In 2012 Kyer set about scoring an A in road racing so he could return to a pro team.

He surmises that after 2011 people in the sport assumed he had peaked during his time with Trek-Livestrong and couldn’t achieve results since leaving that team. “I don’t think a lot of people realized how bad it was for me last year and they had written me off, and so this year I really think even at the races where I didn’t get a result, I showed that I was up there.”

Only Kyer responded when race favorites attacked on the last climb of Stage 1 of this year’s Tour de Beauce. Kyer seemed guaranteed a top five that day when a crash took him down 500 meters before the finish line.

Even though he flatted and didn’t finish Battenkill, Kyer rode strongly there. Team directors spoke with him after the race; they had noticed he was going well again.
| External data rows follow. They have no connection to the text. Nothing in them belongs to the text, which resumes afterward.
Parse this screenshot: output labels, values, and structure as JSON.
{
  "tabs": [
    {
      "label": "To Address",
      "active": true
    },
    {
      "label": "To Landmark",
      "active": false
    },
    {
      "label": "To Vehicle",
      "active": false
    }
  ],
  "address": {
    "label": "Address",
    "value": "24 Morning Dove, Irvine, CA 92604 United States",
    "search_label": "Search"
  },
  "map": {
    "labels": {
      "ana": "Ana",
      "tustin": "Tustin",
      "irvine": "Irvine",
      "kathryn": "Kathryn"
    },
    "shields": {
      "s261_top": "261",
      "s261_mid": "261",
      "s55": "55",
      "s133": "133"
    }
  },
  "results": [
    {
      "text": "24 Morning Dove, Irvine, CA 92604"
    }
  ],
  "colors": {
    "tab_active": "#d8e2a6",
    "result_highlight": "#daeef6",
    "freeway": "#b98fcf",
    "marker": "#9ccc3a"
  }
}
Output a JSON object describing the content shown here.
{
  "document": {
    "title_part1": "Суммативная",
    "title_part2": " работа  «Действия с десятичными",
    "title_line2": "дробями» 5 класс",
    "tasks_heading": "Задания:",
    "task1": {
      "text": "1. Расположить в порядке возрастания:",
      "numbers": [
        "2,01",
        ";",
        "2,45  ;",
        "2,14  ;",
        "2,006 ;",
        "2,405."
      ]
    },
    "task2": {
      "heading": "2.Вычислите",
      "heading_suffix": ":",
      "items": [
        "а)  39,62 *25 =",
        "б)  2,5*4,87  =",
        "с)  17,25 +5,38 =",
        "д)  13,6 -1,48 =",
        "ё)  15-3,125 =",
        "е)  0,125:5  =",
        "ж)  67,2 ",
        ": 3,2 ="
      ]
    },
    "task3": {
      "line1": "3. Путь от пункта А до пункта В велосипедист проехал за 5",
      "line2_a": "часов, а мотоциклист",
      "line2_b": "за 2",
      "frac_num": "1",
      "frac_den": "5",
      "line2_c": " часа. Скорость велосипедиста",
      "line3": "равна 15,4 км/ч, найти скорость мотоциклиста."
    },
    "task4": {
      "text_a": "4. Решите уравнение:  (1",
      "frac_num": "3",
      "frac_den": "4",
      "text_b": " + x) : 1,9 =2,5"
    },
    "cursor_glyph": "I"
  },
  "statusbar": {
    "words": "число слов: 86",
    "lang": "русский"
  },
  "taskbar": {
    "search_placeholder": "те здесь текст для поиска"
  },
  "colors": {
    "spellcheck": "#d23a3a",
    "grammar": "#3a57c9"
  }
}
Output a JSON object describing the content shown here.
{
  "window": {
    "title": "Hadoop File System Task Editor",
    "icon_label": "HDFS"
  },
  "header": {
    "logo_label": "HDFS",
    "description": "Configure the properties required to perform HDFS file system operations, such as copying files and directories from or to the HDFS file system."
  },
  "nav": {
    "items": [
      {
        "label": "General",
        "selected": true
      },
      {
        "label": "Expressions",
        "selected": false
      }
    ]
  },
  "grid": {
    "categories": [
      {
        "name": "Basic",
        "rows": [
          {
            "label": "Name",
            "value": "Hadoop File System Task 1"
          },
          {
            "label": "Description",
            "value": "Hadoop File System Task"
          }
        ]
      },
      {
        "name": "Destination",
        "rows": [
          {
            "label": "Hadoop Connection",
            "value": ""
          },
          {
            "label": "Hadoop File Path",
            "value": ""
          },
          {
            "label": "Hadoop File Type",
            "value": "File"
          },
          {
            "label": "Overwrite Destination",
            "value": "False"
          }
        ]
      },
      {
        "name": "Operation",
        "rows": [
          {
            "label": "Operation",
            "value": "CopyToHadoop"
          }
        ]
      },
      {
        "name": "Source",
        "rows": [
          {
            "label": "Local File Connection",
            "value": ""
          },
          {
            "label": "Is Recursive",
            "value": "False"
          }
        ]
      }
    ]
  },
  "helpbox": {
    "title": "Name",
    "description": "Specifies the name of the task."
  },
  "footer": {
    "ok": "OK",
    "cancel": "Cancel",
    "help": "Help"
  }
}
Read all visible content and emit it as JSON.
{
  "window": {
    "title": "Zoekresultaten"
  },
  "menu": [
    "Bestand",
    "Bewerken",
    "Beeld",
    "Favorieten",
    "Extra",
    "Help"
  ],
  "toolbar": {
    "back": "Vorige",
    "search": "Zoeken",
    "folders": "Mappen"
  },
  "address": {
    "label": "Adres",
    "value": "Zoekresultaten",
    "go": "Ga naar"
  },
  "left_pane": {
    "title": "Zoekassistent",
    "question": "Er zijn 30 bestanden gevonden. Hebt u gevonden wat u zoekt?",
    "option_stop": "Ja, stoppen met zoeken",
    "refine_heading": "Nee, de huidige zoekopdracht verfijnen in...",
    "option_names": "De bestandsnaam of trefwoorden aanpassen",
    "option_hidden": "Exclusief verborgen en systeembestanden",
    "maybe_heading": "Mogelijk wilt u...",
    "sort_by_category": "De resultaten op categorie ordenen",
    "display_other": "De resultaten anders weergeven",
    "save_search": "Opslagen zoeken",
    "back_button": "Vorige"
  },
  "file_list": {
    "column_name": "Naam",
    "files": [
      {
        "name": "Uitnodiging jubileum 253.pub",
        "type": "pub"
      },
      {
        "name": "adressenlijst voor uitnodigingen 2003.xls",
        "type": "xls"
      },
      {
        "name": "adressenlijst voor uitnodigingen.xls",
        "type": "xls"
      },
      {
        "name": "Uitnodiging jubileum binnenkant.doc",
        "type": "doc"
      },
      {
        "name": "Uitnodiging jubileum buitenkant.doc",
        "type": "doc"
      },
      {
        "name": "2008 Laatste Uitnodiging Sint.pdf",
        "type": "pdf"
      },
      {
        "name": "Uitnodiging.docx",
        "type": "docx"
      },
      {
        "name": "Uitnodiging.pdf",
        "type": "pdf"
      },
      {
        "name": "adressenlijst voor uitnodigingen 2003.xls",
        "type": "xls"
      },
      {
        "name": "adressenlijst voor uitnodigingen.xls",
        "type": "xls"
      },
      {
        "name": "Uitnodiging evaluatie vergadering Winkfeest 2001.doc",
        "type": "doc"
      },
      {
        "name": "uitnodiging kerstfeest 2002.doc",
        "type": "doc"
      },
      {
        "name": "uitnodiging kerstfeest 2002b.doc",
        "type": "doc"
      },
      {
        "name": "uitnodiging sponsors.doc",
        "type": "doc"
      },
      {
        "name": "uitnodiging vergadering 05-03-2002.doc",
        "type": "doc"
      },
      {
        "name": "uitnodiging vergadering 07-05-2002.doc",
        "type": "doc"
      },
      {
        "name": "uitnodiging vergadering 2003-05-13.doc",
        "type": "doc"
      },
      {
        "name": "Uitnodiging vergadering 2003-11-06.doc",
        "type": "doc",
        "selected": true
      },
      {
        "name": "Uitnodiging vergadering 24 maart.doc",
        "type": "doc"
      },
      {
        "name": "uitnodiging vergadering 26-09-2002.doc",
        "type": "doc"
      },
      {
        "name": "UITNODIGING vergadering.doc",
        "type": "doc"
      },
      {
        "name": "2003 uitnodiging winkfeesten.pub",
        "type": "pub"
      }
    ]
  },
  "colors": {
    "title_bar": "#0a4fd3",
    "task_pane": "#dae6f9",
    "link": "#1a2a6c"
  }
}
Battenkill fits Kyer’s preferred kind of racing; he likes hilly, selective races. He also prefers stage racing, but has recently been getting his arms around the mindset of a one day race.

Julian Kyer in his first race with Bissell Pro Cycling Team at the Tour of Utah

He placed second in the prologue at Redlands where he lost just three seconds to the winner. “It’s an uphill prologue, you can’t bullshit that,” he said. In Kyer’s mind, those performances demonstrated he had redeemed himself and could succeed at the top level of the sport, “at least in the United States for sure,” he said.

When Kyer won the road and time trial races at the U.S. elite nationals this past June, his value soared. He received an offer from Bissell Pro Cycling Team who raced him right away in the Larry H. Miller Tour of Utah, followed by the USA Pro Challenge in Colorado.

Fulfilling a need

In Kyer’s opinion only a certain kind of athlete can accept the not-so-fun aspects of a career in pro-cycling – frequent travel with inconvenient schedules, separation from friends and family, next to no job security, and sometimes less than enjoyable locations and accommodations.

“It has to be something that you really are in love with, and it has to be a need for you to do,” he said. “You can tell the guys who don’t have that need because they don’t last that long.

“One question I get a lot is, ‘What do you want to do after cycling?’ That’s never something that goes through my mind. The only answer I can give is, ‘I don’t know,’ because I’m not close to being done with cycling.”